The provisions of the statute requiring the publication of the notice, in the manner and form prescribed therein, are mandatory. The publication of this notice, as provided, is merely a ministerial function, and it is the duty of the officers entrusted with its performance to act on their own motion in pursuance of the statute. All the duties of a discretionary and judicial character imposed upon the county court, come after the publication of the notice. The object of this notice is to give those desiring to become the depositary an opportunity to make their bids, and to procure the best bids obtainable for the county, and to notify bidders of the time propositions or bids will be received. The county judge and the county clerk have no fliscretion, therefore, as to whether or not they shall publish the notice required by the statute. As to what the court, as a court, may or may not do, or what it should or should not be required to do' *44after the publication is given as the statute prescribed, are not now before us for consideration. Judicial discretion, in those matters committed to the county court, will not be controlled by writ of mandamus, but even in those matters, where the court fails or refuses to act at all, it can be set in motion by mandamus.

The judge and the clerk, under the statute, must act by giving the notice, and their failure to act is tantamount to a refusal to perform a duty which is mandatory upon them, and their failure to act also shows conclusively their intention not to perform their duty.

The rule is correctly stated in People v. Board of Supervisors, 79 N. E. (Ill.) 123, as follows: “The general rule is that before applying for a mandamus an express demand should be made, and there should be a refusal to perform, either express or implied. In cases, however, where the duty sought to be enforced is of a public nature affecting the people at large, and there is no one especially empowered to demand its performance, there is no necessity for a demand and refusal.

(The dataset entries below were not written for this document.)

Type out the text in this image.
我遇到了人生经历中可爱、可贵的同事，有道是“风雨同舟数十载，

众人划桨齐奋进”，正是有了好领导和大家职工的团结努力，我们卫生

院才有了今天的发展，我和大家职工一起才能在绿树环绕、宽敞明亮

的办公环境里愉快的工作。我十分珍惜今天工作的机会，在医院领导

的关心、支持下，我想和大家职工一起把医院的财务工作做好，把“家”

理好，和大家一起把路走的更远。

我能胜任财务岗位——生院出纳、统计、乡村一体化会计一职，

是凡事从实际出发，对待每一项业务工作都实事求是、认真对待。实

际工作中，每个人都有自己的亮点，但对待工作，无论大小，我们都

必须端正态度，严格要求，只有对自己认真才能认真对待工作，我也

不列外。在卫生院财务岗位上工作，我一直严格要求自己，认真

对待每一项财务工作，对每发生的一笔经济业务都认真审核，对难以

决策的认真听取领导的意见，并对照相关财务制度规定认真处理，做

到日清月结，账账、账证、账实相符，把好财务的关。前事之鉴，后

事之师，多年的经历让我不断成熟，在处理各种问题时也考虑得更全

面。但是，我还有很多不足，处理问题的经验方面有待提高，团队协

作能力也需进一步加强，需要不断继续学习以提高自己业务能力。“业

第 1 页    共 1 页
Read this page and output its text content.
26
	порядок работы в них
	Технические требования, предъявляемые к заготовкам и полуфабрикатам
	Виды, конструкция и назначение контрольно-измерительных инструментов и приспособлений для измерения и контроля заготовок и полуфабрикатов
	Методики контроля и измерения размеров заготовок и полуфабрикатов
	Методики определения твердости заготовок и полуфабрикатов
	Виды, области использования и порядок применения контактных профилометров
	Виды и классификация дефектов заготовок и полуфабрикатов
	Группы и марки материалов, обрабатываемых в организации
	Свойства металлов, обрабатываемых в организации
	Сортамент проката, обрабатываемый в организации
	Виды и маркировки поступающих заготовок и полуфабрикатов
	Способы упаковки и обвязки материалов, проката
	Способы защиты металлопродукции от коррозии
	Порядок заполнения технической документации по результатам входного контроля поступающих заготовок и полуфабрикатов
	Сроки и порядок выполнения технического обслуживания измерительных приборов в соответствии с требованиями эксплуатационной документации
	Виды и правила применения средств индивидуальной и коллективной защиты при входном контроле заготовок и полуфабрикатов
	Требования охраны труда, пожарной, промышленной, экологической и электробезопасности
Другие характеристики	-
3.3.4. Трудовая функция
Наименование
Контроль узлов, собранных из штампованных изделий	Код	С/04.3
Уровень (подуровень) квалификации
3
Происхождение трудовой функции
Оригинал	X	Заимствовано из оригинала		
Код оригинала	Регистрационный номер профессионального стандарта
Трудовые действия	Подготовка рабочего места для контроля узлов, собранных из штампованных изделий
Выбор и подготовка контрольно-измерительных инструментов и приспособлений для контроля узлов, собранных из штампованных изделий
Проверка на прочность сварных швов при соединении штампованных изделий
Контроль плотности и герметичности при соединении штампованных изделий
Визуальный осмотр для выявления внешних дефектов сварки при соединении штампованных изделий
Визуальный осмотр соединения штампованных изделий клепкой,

The law requiring the duty stands as a continuing demand.” See also People v. Board of Education, 21 N. E. 187, and other cases cited in appellant’s reply brief.

The rule and the exception is recognized in Lee County v. Phillips County, 36 Ark. 276, where we said: “The general rule is admitted to be that a demand is necessary. The exceptions sustained by some authorities are in cases where the law imposes a positive and well defined duty of a public nature upon public officers, affecting public interests. Then the law stands for a continuous demand, and it suffices to show a refusal.”

It follows that the court erred in not ordering a writ of mandamus, and its judgment will therefore be reversed, and mandamus will issue here, directed against the appellees, commanding the judge to order and the clerk to publish the notice, and to further proceed as specified in the statute.